Terra Phantasma : The Photographs of Ray Carofano

An Essay written by Carol McCusker, Associate Curator of Photography at TheMuseum of Photographic Arts, San Diego, CA

terra phantasma : the photographs of ray carofano

 

In the decaying American landscape, there are things that set off my sense of the sinister and ‘awe-full’ ... like the buzz of a defective neon sign, the black framework of high tension wires or the El, the unidentifiable mutterings of the natural and manmade world ... These are strange enchantments and modern horrors in comparison to which the darkness of Gothic castles and haunted woods are light.
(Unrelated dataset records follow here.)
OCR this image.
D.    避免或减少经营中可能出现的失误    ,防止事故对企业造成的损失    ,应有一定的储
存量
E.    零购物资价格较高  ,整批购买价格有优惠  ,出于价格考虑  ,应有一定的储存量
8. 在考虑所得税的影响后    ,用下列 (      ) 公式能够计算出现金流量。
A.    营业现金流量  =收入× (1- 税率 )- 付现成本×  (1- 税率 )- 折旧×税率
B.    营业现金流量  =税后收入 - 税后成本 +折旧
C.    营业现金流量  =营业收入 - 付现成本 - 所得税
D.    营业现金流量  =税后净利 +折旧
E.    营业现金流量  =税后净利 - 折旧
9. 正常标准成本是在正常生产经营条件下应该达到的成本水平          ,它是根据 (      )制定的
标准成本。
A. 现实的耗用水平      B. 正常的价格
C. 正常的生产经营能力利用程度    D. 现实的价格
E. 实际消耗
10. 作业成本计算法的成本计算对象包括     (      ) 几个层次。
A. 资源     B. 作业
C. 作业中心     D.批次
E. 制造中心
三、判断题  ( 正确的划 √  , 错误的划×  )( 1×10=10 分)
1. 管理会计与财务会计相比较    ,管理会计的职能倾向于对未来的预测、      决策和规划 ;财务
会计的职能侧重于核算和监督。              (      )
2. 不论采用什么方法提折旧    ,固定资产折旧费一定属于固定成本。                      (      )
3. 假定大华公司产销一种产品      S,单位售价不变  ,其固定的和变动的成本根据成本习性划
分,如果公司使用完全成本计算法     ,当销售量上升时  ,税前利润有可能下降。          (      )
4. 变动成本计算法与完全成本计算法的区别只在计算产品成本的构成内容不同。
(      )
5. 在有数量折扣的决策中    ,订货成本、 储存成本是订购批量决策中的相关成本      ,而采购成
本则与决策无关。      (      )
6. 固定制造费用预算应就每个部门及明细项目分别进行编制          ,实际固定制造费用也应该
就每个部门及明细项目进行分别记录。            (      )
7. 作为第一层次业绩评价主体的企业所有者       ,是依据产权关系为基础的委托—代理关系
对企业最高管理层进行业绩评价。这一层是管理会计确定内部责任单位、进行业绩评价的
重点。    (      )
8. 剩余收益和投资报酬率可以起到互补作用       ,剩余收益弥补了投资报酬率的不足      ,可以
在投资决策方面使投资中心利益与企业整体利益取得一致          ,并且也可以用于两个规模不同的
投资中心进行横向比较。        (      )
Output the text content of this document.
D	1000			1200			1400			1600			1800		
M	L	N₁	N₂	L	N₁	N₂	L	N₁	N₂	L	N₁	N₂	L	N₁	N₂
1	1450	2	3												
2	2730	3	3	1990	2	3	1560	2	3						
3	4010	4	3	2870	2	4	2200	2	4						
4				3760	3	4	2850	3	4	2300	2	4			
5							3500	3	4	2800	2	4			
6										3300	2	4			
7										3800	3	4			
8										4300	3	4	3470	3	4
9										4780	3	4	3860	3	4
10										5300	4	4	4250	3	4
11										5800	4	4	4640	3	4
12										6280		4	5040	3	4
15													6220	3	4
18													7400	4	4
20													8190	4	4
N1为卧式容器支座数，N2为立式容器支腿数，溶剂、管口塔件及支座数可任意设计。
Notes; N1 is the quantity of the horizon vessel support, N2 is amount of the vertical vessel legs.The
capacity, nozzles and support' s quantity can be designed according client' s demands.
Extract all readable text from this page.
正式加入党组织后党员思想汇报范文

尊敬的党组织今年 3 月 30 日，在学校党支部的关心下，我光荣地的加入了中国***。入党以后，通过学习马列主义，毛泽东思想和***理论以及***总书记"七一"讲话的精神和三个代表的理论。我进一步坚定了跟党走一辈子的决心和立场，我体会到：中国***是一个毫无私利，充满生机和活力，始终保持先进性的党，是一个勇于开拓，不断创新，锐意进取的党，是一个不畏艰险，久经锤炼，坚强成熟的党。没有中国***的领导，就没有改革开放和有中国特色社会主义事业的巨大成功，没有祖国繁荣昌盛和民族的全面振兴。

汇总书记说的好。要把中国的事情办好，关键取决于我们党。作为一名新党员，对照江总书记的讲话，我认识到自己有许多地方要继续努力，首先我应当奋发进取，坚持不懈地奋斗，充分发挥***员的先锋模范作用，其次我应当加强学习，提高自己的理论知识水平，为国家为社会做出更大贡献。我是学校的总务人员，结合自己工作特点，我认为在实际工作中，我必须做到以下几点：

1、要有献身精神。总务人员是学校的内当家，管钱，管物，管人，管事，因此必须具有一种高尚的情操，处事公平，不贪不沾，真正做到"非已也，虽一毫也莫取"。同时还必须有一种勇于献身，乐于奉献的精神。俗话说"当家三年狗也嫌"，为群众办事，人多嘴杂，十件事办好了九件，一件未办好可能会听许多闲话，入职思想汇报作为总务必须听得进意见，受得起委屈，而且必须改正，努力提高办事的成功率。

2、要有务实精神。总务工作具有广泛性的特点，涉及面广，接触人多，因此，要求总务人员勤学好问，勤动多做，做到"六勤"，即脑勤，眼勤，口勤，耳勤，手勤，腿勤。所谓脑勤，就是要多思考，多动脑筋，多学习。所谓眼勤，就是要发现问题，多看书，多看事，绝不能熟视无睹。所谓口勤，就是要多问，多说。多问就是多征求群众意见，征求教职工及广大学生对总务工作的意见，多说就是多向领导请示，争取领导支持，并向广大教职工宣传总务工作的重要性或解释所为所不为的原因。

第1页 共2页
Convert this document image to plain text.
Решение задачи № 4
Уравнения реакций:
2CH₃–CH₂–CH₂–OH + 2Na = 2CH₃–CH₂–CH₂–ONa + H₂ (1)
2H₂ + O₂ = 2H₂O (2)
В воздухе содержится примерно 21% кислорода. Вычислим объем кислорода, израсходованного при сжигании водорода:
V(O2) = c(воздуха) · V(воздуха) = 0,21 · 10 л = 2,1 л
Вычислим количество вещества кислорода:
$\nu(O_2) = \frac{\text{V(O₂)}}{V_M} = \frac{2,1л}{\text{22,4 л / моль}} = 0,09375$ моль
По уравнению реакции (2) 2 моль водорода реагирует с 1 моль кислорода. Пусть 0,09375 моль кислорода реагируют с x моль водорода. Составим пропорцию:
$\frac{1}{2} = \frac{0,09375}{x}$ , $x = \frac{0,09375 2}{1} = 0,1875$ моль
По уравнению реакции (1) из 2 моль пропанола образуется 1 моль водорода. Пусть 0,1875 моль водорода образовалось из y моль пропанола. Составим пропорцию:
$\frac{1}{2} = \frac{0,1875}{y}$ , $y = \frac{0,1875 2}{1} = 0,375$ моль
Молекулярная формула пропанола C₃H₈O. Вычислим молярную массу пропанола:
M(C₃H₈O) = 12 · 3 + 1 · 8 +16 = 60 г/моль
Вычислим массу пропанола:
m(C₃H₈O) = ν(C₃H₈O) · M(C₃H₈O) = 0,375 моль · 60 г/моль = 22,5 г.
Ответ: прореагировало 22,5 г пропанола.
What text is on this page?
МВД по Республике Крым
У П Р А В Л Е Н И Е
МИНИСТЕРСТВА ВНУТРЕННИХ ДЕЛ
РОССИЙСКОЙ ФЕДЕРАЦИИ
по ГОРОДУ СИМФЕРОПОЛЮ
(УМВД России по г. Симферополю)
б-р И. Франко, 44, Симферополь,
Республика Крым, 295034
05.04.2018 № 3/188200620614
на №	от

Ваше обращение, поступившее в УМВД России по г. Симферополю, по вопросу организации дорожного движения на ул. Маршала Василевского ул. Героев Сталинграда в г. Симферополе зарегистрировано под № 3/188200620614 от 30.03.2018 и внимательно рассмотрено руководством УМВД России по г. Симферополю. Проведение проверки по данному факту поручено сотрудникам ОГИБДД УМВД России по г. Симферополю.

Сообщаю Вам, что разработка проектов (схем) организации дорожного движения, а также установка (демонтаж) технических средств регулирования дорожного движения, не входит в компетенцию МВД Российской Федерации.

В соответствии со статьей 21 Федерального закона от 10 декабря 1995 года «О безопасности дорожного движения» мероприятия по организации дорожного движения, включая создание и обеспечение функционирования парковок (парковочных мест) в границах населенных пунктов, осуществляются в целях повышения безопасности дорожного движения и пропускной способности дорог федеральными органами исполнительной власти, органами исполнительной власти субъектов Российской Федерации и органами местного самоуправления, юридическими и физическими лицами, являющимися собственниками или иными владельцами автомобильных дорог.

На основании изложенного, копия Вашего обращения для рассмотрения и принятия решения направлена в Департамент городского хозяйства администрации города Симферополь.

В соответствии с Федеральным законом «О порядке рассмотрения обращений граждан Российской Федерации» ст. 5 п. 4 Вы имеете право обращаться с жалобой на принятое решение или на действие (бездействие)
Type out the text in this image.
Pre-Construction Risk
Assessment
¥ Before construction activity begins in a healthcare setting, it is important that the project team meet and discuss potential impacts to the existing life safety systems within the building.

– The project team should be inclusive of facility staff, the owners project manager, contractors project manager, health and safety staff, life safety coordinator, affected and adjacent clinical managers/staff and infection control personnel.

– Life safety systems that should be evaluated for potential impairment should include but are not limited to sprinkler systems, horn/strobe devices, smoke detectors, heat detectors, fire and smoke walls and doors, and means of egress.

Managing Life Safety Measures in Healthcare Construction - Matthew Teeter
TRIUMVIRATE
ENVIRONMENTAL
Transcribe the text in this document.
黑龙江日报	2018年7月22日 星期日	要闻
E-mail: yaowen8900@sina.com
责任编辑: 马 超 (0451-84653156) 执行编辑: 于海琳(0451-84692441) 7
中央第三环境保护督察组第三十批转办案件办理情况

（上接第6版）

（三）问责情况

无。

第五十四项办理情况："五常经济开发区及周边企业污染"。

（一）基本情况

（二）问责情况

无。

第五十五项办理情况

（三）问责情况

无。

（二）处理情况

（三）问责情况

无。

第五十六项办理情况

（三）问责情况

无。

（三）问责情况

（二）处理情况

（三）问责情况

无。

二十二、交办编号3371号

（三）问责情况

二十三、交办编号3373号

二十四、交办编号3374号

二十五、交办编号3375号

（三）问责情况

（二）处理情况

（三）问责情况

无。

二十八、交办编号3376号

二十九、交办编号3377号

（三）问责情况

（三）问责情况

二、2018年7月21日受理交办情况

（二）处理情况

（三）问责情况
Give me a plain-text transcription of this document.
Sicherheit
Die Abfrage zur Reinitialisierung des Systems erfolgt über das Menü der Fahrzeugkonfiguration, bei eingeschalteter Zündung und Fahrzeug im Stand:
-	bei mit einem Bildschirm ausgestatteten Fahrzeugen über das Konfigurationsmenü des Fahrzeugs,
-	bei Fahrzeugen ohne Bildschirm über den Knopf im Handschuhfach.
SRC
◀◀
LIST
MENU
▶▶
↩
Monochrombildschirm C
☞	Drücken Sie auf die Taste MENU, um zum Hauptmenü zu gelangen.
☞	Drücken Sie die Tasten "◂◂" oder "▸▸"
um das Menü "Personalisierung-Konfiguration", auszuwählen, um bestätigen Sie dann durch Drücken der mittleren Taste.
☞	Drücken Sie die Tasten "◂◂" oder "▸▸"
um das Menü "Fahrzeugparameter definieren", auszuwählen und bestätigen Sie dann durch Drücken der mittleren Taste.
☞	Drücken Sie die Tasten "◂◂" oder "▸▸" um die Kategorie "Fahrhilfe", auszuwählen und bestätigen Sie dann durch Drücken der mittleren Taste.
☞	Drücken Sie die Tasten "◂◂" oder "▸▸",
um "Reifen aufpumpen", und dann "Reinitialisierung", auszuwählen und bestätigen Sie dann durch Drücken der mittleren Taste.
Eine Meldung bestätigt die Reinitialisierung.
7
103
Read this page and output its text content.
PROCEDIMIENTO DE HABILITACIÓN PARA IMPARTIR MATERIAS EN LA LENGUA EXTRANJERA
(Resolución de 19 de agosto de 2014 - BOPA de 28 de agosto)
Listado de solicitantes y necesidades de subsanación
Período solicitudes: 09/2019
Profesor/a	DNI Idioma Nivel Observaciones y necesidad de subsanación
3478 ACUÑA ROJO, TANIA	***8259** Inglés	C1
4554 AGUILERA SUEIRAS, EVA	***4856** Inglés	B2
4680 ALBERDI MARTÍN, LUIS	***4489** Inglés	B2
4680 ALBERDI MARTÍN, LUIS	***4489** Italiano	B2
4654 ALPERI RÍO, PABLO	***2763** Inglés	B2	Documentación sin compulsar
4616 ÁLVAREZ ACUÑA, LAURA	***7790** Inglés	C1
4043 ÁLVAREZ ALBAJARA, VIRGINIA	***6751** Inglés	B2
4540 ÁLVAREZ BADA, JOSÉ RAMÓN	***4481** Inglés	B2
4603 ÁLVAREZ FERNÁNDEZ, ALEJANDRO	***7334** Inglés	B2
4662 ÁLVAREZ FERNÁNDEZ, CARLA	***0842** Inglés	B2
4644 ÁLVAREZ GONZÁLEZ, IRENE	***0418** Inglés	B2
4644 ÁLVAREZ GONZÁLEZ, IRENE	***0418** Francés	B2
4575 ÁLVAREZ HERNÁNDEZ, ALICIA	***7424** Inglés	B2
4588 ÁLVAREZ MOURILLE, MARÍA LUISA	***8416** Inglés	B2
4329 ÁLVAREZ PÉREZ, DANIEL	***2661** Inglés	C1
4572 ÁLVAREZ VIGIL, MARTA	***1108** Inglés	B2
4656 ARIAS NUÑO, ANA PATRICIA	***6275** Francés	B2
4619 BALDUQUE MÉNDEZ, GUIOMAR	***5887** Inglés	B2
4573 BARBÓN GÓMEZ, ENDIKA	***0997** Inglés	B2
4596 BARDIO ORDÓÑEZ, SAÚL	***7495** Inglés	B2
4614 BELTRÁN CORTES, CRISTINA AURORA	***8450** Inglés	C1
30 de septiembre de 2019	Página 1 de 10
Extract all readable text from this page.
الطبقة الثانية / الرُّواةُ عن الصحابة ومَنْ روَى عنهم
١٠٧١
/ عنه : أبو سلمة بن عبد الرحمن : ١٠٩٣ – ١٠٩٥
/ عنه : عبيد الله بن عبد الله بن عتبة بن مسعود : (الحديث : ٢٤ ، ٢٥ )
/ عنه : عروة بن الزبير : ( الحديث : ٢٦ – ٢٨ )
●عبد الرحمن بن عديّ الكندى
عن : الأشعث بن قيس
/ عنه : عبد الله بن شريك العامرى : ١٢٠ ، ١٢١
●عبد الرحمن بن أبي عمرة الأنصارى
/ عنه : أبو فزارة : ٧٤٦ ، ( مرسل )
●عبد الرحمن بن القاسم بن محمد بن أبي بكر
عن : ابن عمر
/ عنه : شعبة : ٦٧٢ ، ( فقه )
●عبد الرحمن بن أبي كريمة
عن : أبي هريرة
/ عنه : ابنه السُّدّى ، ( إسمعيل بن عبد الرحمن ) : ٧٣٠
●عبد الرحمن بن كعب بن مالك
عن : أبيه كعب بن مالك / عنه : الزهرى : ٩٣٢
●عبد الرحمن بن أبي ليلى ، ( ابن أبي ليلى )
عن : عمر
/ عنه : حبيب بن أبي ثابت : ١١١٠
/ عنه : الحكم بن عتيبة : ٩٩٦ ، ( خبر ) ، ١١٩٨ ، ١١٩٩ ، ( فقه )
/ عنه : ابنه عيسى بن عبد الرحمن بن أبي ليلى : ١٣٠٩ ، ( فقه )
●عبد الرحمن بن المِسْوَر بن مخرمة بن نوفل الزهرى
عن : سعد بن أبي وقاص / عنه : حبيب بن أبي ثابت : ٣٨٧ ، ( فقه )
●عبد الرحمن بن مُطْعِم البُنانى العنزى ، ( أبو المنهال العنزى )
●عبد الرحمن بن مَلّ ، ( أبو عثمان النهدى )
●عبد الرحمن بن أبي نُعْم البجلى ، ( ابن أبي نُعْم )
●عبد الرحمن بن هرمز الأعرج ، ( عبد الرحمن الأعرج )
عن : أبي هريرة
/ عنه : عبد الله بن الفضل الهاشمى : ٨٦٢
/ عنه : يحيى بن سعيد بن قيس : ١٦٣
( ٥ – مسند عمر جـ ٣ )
––Fritz Leiber, paraphrased from Night’s Black Agents

Ray Carofano makes hauntingly beautiful photographs. Like Leiber, he presents us with a world he finds as much poetic as ‘awe-full’. It is grounded in the grand and familiar––ancient trees, graceful tunnels, ominous wires––without lending familiarity. The light within his images appears to come from no apparent source; rather, it comes from the photographer himself. Indeed, Carofano treats his subjects so that they exude a life all their own that only his brand of darkroom alchemy can bring forth. He explains that “photography starts with the eyes, but my work is not just about seeing.”

It is also about the language–less realm of emotion and memory, of long childhood days spent in the woods of rural Connecticut where he grew up, and escaped, like a post-war Huck Finn, into the land of his imagination. “Today, sometimes when I’m working in a wooded area,” he says, “I relive that experience, and when looking through the viewfinder, I try to isolate things to get that feeling of a strange and mysterious landscape ... which allows the viewer to sense what I felt.”

            In Carofano’s photography is a sense of deep time, of history, erosion, decay, passage and renewal. He takes these abstract ideas and literally allows them to abstract the things he is drawn to. The edges of his world blur, creating images at once literal and metaphoric, apocalyptic and expectant. They are transcendent, reconciling the forces of nature with man’s optimistic attempt at permanence; within each a recurring cycle of cultural death and exultant rebirth.